阴凉处摆了三排棋子方褥,依次错落排开,是供与会者休息的地方。聂家下仆将他引至其处,又奉上茶盏,随后便侍立左右。
虽只是下仆,却也不俗。
温久想起来之前军师跟他说的话:“华兮聂家本是禹国望族之一,可惜近些年来却很有些青黄不接。族中子弟大多不学无术,全靠家主聂司空一人撑着门楣,这司空一职却也只是虚衔。”
又道:“他家而今急得很,如今逮到这样好的机会,定会下点功夫。你现在是太子面前的红人,少不得来巴结你,你可要多留点心眼。”
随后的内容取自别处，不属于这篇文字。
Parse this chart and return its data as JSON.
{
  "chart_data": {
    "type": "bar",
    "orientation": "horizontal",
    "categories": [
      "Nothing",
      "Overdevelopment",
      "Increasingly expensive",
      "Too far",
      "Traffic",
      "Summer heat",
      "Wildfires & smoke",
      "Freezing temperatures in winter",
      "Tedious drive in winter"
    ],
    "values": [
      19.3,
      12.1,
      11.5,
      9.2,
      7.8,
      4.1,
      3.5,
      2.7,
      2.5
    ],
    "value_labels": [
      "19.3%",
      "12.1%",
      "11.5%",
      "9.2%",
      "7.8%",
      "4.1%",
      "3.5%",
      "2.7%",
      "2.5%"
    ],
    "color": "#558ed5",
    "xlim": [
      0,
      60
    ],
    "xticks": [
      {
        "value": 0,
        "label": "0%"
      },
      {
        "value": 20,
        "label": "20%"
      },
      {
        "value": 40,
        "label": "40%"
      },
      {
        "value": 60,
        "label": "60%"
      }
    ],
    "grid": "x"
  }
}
只是今日一来却明白什么叫“百足之虫,死而不僵”,即便皆道聂家已“落没”,可无论是下仆气度还是马场陈设,都远非他温家可比。
也只有这样的马场,才配延请太子前来吧。
他正走神,身边却有脚步停下。他一转眸见到淡粉曲裾衣袂,便意识到这是个女郎,忙收回视线起身见礼。
这姑娘正是聂家长房幼女,聂书兰。
今日来此的世家子弟多要骑马,故着劲装者众,偏这位穿的还是寻常曲裾。加之其明眸善睐,姿容出众,实在抢眼。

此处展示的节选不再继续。